Son âme errante est de nouveau apaisée,
Elle retrouve sa chambre, comme elle l’avait laissée.
Demain le départ, au revoir, ma Belle inconnue.
Fièvre tropicale (Suite)
Un an a passé. Je n’ai pas revu la Belle
Inconnue. Nostalgique, son père a suivi
Ses pas pour séjourner trois jours, tout seul ici,
Revisitant ces lieux magiques que la gazelle
Des tropiques avait arpenté sous le soleil.
Jean-Marc, cependant connaissait déjà le site,
Il revenait en observateur. Cette visite
Solitaire, sonnait drôlement sous le ciel
Pluvieux de ce mois de juin. Que de nombreux
Souvenirs lui rappelait ce troisième séjour,
Entre ombres et vieilles pierres usées aux contours
Figés par le temps. Mémoire de jours heureux
Où, ensemble, avec son épouse thaïlandaise
Pranee, et sa fille Mélanie, un an à peine,
Ils arpentaient les ruines et ses quelques dizaines
De temples immortels sous une chaleur de braise.
La Belle inconnue pris forme au fil des bières
Locales avalées dans un endroit désuet,
Élégante maison thaïe en teck, décorée
Avec goût, où nous fraternisâmes sans manière.

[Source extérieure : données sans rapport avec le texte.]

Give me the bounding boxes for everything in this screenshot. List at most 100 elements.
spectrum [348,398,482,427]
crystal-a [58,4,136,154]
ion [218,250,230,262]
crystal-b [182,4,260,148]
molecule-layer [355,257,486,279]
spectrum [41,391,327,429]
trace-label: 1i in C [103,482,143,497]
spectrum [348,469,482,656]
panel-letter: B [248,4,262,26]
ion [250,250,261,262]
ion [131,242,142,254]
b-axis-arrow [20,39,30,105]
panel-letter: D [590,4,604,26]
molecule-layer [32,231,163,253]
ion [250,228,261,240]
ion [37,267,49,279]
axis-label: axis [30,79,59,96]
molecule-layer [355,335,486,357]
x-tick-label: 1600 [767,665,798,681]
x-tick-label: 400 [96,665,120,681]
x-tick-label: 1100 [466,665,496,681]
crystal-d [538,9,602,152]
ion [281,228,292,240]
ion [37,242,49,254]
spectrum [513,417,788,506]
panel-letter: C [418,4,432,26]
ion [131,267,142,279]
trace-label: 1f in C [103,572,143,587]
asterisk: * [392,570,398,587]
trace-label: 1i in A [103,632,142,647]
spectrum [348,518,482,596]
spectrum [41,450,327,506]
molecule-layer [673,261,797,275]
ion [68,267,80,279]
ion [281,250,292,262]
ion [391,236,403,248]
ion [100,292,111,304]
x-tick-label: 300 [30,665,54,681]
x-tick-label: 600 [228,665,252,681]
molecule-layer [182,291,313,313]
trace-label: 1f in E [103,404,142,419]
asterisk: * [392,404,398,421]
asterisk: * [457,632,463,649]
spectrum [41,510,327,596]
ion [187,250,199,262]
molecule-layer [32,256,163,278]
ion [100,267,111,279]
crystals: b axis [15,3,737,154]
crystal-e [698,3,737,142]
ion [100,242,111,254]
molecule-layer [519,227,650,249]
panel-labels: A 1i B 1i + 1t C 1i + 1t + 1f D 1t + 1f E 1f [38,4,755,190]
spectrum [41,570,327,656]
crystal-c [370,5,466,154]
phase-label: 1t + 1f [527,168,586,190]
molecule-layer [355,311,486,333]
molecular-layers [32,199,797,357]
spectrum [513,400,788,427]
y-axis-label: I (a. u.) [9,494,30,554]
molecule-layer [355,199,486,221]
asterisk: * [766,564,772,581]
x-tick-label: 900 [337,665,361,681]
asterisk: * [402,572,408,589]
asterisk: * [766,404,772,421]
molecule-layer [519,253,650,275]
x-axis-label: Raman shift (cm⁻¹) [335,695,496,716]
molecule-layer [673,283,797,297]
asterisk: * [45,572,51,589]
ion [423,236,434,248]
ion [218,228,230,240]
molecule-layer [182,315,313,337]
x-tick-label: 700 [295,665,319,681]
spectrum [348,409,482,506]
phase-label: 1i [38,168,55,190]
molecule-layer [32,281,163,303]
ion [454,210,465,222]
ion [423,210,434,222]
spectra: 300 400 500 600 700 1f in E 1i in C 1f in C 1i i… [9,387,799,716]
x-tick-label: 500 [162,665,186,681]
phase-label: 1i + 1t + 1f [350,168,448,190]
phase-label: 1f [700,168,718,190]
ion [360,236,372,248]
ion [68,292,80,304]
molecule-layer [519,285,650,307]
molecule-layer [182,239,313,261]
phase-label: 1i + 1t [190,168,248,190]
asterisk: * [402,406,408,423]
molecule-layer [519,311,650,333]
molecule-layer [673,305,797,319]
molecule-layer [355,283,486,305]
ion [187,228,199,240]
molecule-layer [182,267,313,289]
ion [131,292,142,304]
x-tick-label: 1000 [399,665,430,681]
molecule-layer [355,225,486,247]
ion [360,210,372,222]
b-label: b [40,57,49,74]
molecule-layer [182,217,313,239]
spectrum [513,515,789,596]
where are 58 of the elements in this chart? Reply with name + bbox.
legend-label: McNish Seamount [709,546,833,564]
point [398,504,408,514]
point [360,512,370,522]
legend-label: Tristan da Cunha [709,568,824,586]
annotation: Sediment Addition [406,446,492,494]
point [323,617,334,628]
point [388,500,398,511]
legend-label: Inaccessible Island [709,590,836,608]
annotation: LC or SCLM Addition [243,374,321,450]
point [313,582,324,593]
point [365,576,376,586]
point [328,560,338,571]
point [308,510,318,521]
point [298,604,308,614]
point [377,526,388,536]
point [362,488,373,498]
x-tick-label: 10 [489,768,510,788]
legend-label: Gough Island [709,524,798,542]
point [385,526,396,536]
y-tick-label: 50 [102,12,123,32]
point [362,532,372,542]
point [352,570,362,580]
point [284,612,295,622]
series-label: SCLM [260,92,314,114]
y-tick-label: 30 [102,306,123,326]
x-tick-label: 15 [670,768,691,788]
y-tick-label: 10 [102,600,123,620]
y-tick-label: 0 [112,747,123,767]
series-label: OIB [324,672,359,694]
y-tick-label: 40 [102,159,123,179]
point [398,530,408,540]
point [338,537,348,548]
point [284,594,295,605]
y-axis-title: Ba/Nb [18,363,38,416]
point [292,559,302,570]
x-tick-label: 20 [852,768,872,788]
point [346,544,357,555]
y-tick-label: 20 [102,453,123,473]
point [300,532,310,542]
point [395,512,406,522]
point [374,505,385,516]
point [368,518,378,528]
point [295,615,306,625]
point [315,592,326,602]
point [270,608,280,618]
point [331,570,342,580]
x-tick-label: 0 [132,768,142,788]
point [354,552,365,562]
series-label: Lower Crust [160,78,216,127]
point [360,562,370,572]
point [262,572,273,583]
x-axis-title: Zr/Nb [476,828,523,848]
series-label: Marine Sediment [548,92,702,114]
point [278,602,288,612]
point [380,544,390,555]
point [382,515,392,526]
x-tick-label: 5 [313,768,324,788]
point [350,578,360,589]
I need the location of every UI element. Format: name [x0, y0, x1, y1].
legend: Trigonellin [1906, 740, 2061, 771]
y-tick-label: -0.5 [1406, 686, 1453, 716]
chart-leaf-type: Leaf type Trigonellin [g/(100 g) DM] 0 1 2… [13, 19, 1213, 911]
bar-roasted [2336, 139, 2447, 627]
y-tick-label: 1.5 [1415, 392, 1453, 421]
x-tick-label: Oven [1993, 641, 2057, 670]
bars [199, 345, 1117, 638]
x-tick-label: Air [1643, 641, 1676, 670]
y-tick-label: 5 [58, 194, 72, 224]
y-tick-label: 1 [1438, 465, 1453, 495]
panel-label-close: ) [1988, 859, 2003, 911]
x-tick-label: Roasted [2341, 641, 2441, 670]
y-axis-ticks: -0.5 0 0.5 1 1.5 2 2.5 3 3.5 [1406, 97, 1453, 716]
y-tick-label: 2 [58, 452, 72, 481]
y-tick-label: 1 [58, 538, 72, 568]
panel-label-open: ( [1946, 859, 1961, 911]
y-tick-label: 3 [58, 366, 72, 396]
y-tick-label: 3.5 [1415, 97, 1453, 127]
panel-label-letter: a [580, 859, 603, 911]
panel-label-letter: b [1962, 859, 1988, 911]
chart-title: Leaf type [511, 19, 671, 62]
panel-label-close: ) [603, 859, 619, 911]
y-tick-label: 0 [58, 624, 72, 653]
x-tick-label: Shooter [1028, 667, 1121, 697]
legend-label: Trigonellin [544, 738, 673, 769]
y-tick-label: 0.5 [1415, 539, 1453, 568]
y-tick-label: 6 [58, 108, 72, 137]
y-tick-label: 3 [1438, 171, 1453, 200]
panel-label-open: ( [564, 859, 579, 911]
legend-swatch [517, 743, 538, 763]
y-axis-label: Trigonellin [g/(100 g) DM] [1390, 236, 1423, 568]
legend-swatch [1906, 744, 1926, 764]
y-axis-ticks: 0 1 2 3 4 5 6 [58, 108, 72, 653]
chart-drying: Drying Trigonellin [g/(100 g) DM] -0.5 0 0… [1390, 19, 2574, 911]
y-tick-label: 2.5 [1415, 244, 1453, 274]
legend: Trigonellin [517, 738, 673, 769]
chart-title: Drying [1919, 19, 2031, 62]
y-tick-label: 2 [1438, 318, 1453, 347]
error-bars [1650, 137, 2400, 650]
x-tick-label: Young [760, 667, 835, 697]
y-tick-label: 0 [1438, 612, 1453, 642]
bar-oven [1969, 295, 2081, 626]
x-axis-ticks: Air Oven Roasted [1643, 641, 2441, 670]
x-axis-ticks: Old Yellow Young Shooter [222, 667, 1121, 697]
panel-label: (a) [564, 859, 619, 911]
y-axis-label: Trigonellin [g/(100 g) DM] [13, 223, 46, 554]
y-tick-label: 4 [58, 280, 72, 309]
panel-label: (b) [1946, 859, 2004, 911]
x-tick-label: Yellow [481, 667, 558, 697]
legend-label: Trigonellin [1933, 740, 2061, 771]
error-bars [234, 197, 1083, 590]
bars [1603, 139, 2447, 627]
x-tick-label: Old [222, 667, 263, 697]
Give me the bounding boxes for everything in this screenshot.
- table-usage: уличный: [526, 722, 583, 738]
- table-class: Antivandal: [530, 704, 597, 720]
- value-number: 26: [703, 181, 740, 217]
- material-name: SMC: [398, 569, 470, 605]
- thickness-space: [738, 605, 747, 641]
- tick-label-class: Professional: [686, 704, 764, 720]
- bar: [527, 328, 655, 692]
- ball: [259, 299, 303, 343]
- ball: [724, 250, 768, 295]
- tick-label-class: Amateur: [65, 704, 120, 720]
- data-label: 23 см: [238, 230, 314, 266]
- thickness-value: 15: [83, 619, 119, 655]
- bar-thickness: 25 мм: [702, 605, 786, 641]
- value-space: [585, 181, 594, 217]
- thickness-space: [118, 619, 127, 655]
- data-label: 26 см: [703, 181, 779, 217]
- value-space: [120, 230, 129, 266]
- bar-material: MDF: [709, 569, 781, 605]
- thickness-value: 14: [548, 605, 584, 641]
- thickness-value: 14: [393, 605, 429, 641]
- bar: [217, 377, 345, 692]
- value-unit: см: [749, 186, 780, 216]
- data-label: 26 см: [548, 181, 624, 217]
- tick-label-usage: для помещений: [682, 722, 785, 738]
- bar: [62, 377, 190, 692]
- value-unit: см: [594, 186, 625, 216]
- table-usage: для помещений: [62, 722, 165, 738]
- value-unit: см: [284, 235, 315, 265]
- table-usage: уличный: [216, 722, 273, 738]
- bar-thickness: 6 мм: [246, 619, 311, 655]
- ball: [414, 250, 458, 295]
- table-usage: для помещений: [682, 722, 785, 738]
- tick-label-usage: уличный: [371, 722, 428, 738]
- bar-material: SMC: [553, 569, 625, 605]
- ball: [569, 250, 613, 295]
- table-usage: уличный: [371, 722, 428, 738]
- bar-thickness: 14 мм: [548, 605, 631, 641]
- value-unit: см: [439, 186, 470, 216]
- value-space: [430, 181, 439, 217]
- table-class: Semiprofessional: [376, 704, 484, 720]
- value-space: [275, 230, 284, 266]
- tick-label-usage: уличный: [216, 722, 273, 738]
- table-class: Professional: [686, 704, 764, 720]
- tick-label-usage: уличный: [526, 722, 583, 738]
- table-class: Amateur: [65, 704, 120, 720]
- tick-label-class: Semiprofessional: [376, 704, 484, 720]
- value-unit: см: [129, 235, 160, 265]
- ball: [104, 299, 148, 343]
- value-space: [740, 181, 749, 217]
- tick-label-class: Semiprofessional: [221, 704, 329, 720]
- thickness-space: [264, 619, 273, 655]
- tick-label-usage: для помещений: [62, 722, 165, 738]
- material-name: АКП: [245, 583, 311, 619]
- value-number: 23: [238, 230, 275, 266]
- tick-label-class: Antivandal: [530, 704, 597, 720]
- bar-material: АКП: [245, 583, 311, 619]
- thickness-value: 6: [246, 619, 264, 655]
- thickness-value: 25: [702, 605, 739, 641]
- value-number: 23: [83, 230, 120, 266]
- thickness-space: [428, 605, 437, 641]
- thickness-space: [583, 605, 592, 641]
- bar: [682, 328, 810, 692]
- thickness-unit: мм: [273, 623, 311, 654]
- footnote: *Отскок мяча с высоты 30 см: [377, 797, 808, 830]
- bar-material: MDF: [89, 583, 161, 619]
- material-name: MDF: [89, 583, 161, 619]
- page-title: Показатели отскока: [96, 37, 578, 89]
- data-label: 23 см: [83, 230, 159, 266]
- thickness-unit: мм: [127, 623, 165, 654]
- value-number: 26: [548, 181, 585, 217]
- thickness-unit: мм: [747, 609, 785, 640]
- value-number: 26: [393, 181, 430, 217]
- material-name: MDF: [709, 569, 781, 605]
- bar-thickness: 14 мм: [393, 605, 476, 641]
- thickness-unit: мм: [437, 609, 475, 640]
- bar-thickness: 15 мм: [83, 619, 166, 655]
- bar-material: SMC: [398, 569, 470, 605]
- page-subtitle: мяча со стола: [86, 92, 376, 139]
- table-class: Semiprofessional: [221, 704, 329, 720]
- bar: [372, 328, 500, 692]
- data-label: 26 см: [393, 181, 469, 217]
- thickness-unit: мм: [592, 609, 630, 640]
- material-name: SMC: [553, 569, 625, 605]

Mélanie était née au Liban où son père,
Ingénieur chez EDF, était expatrié.
Cette visite, retour aux sources inespérée
Pour les parents, ouvrait une nouvelle ère
Pour la famille franco-thaïlandaise.
Jean-Marc, tenait de ses ancêtres irlandais
Ce regard étrange éperdu qui scrutait
Un horizon fait de mers et de falaises.
Ses doux yeux bleus mélancoliques semblaient
Attendre le prochain départ pour des rivages
Inconnues, des terres et des villes sauvages
Et y découvrir de fascinantes nouveautés.
Car ce nomade par profession avait vécu
Dans de nombreux pays : Zanzibar, L’Algérie,
Le Liban, L’Égypte, le Vietnam…, toute une vie
De travail, où les villes, le monde, étaient sa rue.
A soixante-trois ans, il poursuivait encore
Son infatigable soif de connaissances.
Demain, Naypyidaw sera son terrain d’errance
Pour quelques jours, avec pour nouveau décor
Les rues de la capitale du Myanmar.
Pendant ce temps, en France, la douce Mélanie
Poursuivait ses études d’ingénierie
Mécanique à Polytech Lyon. Hasard
Ou pas de la vie, elle suivait ainsi
Les traces de Jean-Marc, chemin identique
De deux destins parallèles, que les tropiques
Avaient réuni chez moi, le temps d’un répit.
Pour moi, la boucle était bouclée. Sans chagrin,
Mais avec nostalgie, je voyais s’éloigner
Deux être fascinants dont j’avais partagé
Furtivement l’espace à la croisée des chemins.